Nelsinho de Tal, menor, treze anos, estudante, na noite de vinte e três, conversando debaixo da Ponte Preta com seu primo Sílvio e dois rapazes, deparou três soldados e um paisano atacando uma negrinha, a qual foi atirada ao chão, em seguida, desfrutada pelo civil e, por causa dos gritos, tinha um casaco na cabeça. Ele chegou-se meio desconfiado. Depois do paisano, a vez dos três soldados e, afinal, a de Nelsinho, seguido de Antônio.

Acabada a brincadeira, voltavam satisfeitos para casa, foram presos e conduzidos à delegacia. Nelsinho se confessa contrariado, atribuindo sua atitude à pouca idade que tem, ações como a que praticou apenas servem para estragar o futuro de um jovem.

Alfredo de Tal, vinte anos, solteiro, soldado, achava-se à noite debaixo da Ponte Preta, na companhia dos colegas Pereira e Durval. Após algum tempo, Durval abordou uma menina, com quem se dirigiu ao mato próximo. Logo Alfredo e Pereira seguiram o companheiro e, um depois do outro, desfrutaram a rapariga. Prestes a partirem, um indivíduo se apresentou como guardião da estrada e, em troca do silêncio, exigiu que segurassem a moça. Então a arrastaram para lugar escondido, onde ninguém escutasse os gritos. Chegaram dois rapazes, um deles de treze anos e, ajudados por todos, se aproveitaram da negrinha. Como era tarde, Alfredo retirou-se com os colegas para o quartel. Só na manhã seguinte soube da confusão, em vista da ordem para comparecer à delegacia.

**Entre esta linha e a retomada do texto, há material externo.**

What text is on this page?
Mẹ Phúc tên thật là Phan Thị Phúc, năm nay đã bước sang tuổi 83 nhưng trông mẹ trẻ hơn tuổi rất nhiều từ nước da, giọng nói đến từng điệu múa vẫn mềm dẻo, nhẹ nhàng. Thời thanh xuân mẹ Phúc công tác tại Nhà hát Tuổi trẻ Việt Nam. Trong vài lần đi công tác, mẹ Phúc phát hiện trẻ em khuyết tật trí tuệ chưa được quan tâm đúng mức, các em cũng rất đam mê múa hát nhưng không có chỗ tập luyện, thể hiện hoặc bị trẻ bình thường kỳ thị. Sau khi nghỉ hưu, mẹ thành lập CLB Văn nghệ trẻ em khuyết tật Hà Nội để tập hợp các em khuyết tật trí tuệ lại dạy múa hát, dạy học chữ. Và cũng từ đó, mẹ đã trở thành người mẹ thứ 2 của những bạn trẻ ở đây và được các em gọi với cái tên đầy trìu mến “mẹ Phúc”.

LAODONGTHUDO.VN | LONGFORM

Durval de Tal, dezenove anos, solteiro, soldado, achava-se com dois amigos perto da Ponte Preta, onde esperava alguma mulher, para com ela passar a noite. Apareceu uma fulana, com quem foi para o mato, a menina gostou do seu cabelo loiro e olho azul. Aproximaram-se os colegas, um de cada vez abusou da pequena.

De repente surgiu um cidadão de maus bofes que, intitulando-se guardião da estrada de ferro, demonstrou grande interesse em participar da festinha, para desgosto da menina, que não se agradou do seu nariz chato, bigode ralo, dente estragado. Arrastaram a negrinha, onde os gritos não fossem ouvidos. Chegaram dois rapazes que, auxiliados por todos, serviram-se à vontade. Satisfeitos, retiraram-se Durval e os colegas para o quartel.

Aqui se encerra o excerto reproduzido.